Para a confederação patronal o documento do Governo “não pretende encetar nenhum processo negocial sobre as três medidas em apreço, mas tão somente criar a ilusão de uma negociação em espírito de diálogo social”.

“A CTP não concorda nem com o processo nem com a substância da Agenda para o Trabalho Digno, porque não foi chamada a participar na elaboração e densificação da mesma. Num país que depende muito do turismo e que o projetará para novos níveis de crescimento […], o Governo vem limitar a eficiência laboral no turismo”, disse.

A CTP defendeu no seu documento que, “a bem do mercado de trabalho e da competitividade do mesmo”, nesta altura é possível “uma reforma legislativa moderada, ao estilo, por exemplo, das de 2003 e 2009”.

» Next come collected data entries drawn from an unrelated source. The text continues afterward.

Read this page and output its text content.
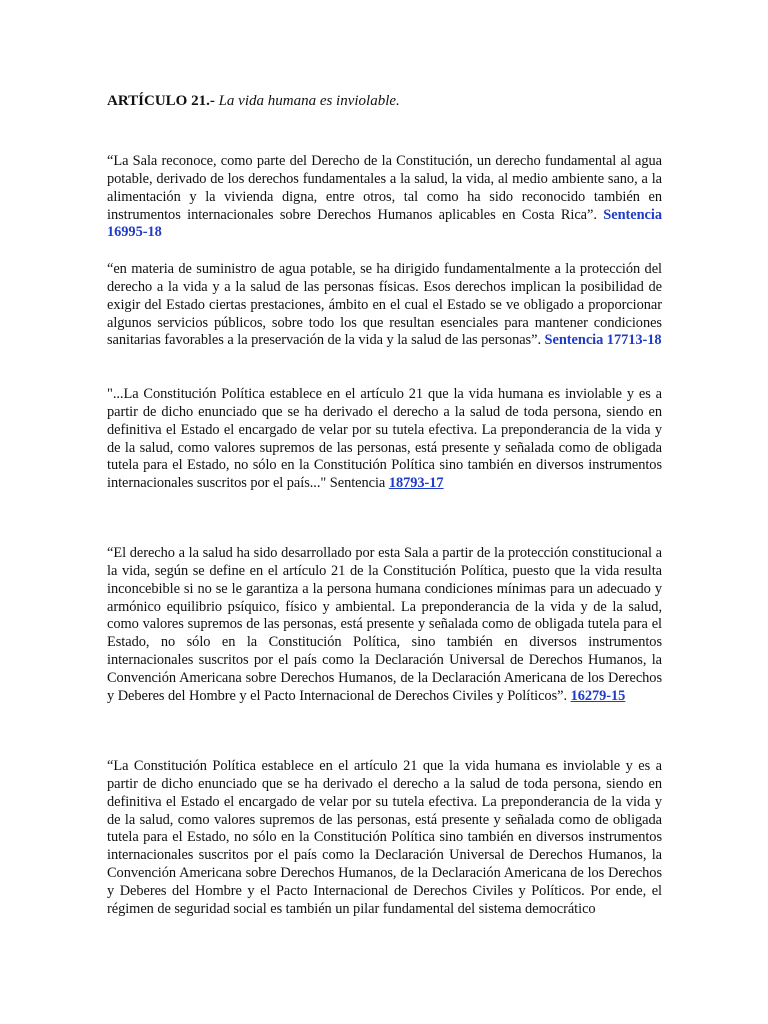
ARTÍCULO 21.- La vida humana es inviolable.

“La Sala reconoce, como parte del Derecho de la Constitución, un derecho fundamental al agua potable, derivado de los derechos fundamentales a la salud, la vida, al medio ambiente sano, a la alimentación y la vivienda digna, entre otros, tal como ha sido reconocido también en instrumentos internacionales sobre Derechos Humanos aplicables en Costa Rica”. Sentencia 16995-18

“en materia de suministro de agua potable, se ha dirigido fundamentalmente a la protección del derecho a la vida y a la salud de las personas físicas. Esos derechos implican la posibilidad de exigir del Estado ciertas prestaciones, ámbito en el cual el Estado se ve obligado a proporcionar algunos servicios públicos, sobre todo los que resultan esenciales para mantener condiciones sanitarias favorables a la preservación de la vida y la salud de las personas”. Sentencia 17713-18

"...La Constitución Política establece en el artículo 21 que la vida humana es inviolable y es a partir de dicho enunciado que se ha derivado el derecho a la salud de toda persona, siendo en definitiva el Estado el encargado de velar por su tutela efectiva. La preponderancia de la vida y de la salud, como valores supremos de las personas, está presente y señalada como de obligada tutela para el Estado, no sólo en la Constitución Política sino también en diversos instrumentos internacionales suscritos por el país..." Sentencia 18793-17

“El derecho a la salud ha sido desarrollado por esta Sala a partir de la protección constitucional a la vida, según se define en el artículo 21 de la Constitución Política, puesto que la vida resulta inconcebible si no se le garantiza a la persona humana condiciones mínimas para un adecuado y armónico equilibrio psíquico, físico y ambiental. La preponderancia de la vida y de la salud, como valores supremos de las personas, está presente y señalada como de obligada tutela para el Estado, no sólo en la Constitución Política, sino también en diversos instrumentos internacionales suscritos por el país como la Declaración Universal de Derechos Humanos, la Convención Americana sobre Derechos Humanos, de la Declaración Americana de los Derechos y Deberes del Hombre y el Pacto Internacional de Derechos Civiles y Políticos”. 16279-15

“La Constitución Política establece en el artículo 21 que la vida humana es inviolable y es a partir de dicho enunciado que se ha derivado el derecho a la salud de toda persona, siendo en definitiva el Estado el encargado de velar por su tutela efectiva. La preponderancia de la vida y de la salud, como valores supremos de las personas, está presente y señalada como de obligada tutela para el Estado, no sólo en la Constitución Política sino también en diversos instrumentos internacionales suscritos por el país como la Declaración Universal de Derechos Humanos, la Convención Americana sobre Derechos Humanos, de la Declaración Americana de los Derechos y Deberes del Hombre y el Pacto Internacional de Derechos Civiles y Políticos. Por ende, el régimen de seguridad social es también un pilar fundamental del sistema democrático
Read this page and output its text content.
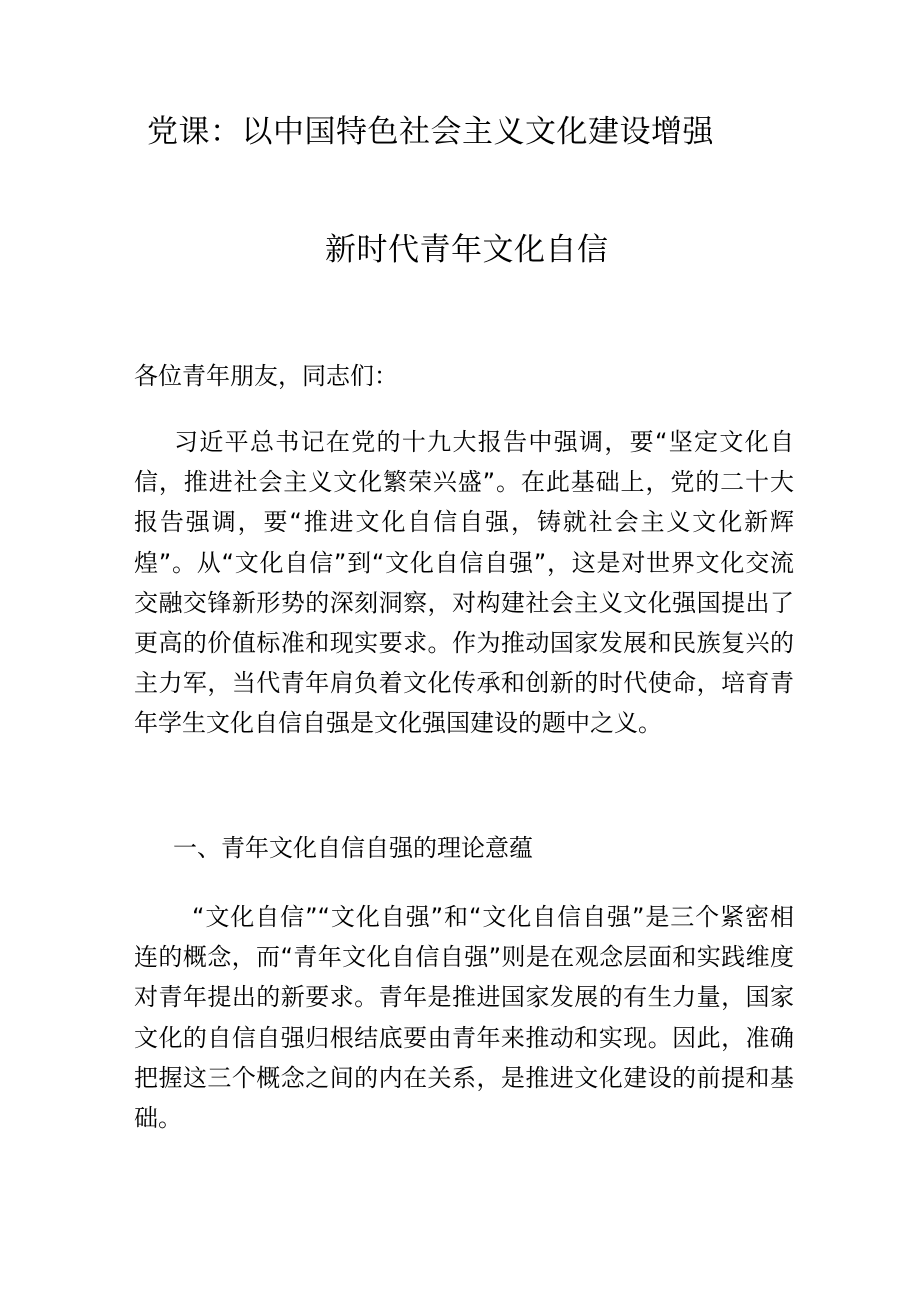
党课：以中国特色社会主义文化建设增强
新时代青年文化自信
各位青年朋友，同志们：

习近平总书记在党的十九大报告中强调，要“坚定文化自信，推进社会主义文化繁荣兴盛”。在此基础上，党的二十大报告强调，要“推进文化自信自强，铸就社会主义文化新辉煌”。从“文化自信”到“文化自信自强”，这是对世界文化交流交融交锋新形势的深刻洞察，对构建社会主义文化强国提出了更高的价值标准和现实要求。作为推动国家发展和民族复兴的主力军，当代青年肩负着文化传承和创新的时代使命，培育青年学生文化自信自强是文化强国建设的题中之义。

一、青年文化自信自强的理论意蕴

“文化自信”“文化自强”和“文化自信自强”是三个紧密相连的概念，而“青年文化自信自强”则是在观念层面和实践维度对青年提出的新要求。青年是推进国家发展的有生力量，国家文化的自信自强归根结底要由青年来推动和实现。因此，准确把握这三个概念之间的内在关系，是推进文化建设的前提和基础。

Segundo o Ministério do Trabalho, a Agenda para o Trabalho Digno voltou à Concertação Social para discussão de “matérias que não foram discutidas anteriormente” com os parceiros sociais.

O pacote de medidas aprovado em Conselho de Ministros, em 21 de outubro de 2021, na anterior legislatura, incluía a reposição do valor das horas extraordinárias e das indemnizações por despedimento, o que levou a protestos das confederações patronais e à suspensão da sua participação nas reuniões da Concertação Social.

Na altura, as quatro confederações patronais com assento na CPCS afirmaram que as medidas não tinham sido discutidas com os parceiros sociais e acusaram o Governo de associar a discussão da Agenda do Trabalho Digno à negociação política do Orçamento do Estado para 2022, que decorria com os partidos à esquerda do PS.

No dia seguinte, o primeiro-ministro, António Costa, afirmou que tinha apresentado um pedido de “desculpas” às confederações patronais, pelo facto de o Governo ter aprovado duas medidas na área do trabalho sem as ter apresentado em Concertação Social.

Em causa estava o alargamento da compensação para 24 dias por ano em cessação de contrato a termo ou termo incerto e a reposição parcial dos valores de pagamento de horas extraordinárias em vigor até 2012 a partir das 120 horas anuais, sendo a primeira hora extra em dias úteis paga com acréscimo de 50%, a segunda hora com 75% e em dias de descanso e feriados 100%.